Probably because the students were unfamiliar with the hospital, most ratings before the visit clustered around the scale midpoint (4.0). No ratings of patients averaged one scale value above or below the midpoint. Items that deviated one scale value above or below the midpoint were as follows: students expected the hospital to be large, old, orderly, clean, and calm, and they expected the hospital architecture to be old, orderly, clean, and calm.

After students went on the tour, their views changed somewhat; they viewed the hospital as being significantly larger and calmer than they had expected, and they rated the patients as being significantly calmer and more orderly. There were no changes in ratings of hospital architecture.

On the second set of ratings, compared with students who did not go on the tour, those who went on the tour rated the hospital as being significantly larger, slower, quieter, and cleaner (p<.05) and marginally calmer and more orderly (p<.10); they rated the patients as being significantly calmer and more orderly and large (p<.05) (the last probably reflecting large numbers of patients) and rated the architecture as marginally calmer and more beautiful, strong, and orderly (p<.10).

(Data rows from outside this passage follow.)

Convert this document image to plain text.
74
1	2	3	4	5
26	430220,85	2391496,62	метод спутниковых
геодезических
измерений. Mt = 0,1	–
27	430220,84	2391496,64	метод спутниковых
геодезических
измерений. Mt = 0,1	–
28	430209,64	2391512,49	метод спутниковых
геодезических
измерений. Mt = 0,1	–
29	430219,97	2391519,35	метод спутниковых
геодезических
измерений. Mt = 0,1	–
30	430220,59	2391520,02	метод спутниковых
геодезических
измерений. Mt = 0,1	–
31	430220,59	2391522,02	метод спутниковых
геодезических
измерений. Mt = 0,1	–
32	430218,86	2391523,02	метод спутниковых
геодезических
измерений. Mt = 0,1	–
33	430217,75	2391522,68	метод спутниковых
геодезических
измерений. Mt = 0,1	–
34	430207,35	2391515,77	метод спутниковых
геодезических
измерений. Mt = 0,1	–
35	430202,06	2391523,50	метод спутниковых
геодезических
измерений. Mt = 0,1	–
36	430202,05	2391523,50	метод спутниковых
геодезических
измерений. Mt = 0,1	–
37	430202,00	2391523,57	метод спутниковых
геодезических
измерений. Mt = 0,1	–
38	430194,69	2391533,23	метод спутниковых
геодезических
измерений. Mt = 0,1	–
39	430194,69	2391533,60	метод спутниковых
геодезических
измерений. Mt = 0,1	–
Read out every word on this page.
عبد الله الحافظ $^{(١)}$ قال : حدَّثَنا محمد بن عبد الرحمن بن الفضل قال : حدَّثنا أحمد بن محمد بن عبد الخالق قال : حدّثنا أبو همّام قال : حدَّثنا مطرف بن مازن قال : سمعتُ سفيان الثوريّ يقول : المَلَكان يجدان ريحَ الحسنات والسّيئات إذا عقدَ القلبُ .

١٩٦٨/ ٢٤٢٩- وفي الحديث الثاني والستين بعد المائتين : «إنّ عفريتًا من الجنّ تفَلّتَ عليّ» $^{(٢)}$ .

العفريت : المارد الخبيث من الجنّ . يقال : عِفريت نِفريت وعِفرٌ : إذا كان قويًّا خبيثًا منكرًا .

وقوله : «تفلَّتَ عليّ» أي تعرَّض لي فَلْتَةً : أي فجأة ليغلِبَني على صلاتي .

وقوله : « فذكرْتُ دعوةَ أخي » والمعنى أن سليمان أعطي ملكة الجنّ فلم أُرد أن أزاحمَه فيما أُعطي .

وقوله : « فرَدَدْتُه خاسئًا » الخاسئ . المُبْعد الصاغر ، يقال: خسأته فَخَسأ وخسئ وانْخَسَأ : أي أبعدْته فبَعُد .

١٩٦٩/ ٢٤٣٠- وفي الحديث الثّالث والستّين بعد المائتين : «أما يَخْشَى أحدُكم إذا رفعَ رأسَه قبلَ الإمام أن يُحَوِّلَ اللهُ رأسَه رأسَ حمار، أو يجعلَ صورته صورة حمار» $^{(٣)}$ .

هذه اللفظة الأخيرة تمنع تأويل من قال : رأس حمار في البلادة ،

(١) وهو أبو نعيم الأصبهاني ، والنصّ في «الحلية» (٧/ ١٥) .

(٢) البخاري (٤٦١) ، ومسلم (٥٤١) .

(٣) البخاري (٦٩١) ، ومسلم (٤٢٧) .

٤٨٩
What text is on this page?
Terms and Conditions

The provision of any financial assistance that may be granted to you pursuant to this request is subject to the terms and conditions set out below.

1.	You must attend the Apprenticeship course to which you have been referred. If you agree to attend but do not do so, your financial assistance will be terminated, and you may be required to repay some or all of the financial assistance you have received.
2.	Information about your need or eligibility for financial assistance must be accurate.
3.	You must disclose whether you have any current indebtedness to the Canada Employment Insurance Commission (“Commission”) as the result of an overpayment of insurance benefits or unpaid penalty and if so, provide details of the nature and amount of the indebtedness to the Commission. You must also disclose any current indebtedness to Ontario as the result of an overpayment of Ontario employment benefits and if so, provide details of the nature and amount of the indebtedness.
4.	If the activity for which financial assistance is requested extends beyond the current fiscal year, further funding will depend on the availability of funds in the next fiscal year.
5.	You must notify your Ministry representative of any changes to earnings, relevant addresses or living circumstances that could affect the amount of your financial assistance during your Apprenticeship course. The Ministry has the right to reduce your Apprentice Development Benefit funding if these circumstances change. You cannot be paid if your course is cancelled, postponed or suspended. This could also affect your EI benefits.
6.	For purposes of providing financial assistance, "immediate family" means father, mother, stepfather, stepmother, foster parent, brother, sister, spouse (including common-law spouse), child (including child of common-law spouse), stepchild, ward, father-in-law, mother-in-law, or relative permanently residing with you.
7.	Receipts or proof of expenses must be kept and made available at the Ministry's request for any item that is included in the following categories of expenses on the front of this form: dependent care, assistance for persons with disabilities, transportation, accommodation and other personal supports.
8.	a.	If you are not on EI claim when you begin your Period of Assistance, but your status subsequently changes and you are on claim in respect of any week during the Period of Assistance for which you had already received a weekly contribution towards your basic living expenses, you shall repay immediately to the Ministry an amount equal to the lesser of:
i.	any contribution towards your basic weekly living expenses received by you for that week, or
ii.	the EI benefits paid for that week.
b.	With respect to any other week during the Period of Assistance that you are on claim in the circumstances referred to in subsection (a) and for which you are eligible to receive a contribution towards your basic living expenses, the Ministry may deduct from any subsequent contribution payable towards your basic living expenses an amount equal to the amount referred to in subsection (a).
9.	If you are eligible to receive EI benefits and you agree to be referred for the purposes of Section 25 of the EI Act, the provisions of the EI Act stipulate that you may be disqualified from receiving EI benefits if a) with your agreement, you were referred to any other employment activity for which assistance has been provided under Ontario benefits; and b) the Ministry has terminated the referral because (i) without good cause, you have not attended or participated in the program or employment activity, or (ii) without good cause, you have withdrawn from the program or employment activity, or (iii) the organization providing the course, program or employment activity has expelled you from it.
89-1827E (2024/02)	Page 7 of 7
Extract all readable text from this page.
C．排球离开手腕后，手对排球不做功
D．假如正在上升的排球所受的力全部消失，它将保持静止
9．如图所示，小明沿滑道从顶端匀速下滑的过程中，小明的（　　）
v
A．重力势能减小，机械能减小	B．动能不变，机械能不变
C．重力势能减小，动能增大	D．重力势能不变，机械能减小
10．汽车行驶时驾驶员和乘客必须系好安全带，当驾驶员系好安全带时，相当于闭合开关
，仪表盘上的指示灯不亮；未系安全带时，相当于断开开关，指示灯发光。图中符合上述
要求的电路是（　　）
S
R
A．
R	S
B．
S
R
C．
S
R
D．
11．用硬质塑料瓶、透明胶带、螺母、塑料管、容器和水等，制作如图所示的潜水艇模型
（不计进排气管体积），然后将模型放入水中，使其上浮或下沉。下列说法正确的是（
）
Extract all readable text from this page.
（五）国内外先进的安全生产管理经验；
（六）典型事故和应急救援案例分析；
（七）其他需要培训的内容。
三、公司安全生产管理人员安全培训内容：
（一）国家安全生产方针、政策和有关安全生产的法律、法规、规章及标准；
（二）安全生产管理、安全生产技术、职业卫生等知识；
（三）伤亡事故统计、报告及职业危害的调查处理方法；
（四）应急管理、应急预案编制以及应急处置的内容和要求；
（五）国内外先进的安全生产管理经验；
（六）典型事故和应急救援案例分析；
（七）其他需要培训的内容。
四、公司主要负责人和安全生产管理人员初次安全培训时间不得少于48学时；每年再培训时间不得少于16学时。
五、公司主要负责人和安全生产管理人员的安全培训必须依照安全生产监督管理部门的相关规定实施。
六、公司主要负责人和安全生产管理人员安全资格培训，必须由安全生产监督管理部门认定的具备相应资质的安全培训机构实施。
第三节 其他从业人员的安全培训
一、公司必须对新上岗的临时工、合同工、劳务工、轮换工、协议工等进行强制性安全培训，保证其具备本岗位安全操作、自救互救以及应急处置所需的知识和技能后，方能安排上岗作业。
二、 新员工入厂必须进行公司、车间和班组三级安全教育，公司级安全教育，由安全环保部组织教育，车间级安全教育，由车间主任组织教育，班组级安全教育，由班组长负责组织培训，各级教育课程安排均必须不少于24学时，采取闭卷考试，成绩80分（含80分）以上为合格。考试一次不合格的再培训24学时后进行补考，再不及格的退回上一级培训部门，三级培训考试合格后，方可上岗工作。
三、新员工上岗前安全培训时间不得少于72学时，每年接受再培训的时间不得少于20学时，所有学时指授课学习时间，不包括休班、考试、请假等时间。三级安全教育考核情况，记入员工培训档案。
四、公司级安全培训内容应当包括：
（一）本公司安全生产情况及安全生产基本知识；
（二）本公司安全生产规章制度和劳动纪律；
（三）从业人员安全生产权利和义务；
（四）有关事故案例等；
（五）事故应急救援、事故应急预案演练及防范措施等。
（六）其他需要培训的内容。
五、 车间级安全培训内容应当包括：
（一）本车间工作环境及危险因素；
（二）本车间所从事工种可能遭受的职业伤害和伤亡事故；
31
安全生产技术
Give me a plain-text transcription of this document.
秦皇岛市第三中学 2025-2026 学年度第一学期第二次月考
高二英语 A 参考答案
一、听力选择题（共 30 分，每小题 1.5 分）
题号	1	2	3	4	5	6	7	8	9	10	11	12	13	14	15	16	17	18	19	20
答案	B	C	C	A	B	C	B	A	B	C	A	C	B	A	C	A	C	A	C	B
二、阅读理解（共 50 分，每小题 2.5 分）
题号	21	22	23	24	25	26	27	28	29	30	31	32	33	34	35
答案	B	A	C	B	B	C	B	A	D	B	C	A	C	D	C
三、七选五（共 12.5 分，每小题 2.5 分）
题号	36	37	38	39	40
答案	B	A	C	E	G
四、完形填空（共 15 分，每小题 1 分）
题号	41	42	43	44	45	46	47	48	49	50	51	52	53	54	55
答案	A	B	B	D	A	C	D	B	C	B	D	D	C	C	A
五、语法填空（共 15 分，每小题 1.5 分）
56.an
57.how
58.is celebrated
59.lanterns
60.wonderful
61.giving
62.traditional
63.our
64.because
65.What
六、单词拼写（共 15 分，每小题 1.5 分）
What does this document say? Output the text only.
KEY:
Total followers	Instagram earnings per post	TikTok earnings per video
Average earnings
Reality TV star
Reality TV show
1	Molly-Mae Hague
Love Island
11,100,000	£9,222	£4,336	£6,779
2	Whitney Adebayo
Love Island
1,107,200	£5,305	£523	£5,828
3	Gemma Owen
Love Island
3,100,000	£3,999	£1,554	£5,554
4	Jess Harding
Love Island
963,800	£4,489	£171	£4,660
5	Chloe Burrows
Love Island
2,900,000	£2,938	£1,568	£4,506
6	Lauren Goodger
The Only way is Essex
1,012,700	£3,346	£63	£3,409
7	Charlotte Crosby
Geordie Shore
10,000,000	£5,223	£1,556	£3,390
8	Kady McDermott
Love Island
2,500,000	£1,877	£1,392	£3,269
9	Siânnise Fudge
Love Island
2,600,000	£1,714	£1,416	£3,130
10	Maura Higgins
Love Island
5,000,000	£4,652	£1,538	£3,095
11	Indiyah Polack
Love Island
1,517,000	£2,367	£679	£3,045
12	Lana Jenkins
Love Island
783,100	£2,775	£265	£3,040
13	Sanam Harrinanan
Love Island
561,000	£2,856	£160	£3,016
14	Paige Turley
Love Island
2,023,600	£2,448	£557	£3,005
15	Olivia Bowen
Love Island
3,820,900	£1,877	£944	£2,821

There was no "madhouse image" before or after the tour. Hospital ambiance was perceived as calm, orderly, and clean, with an overall "good" rating both before and after the tour. On the basis of the students' ratings, the tour left students with a positive and realistic image of the hospital and its staff. Subsequent comments indicated that the students greatly appreciated the opportunity to see firsthand what they were reading about in their textbook and hearing about in lectures. Students were particularly impressed by the size of the institution, the staff-patient ratio of almost 2:1, the age of some buildings, the important role played by judicial commitment in hospital admissions, and the security measures required for the tour.

Dr. Sommer is distinguished professor of psychology emeritus at the Department of Psychology, University of California, Davis.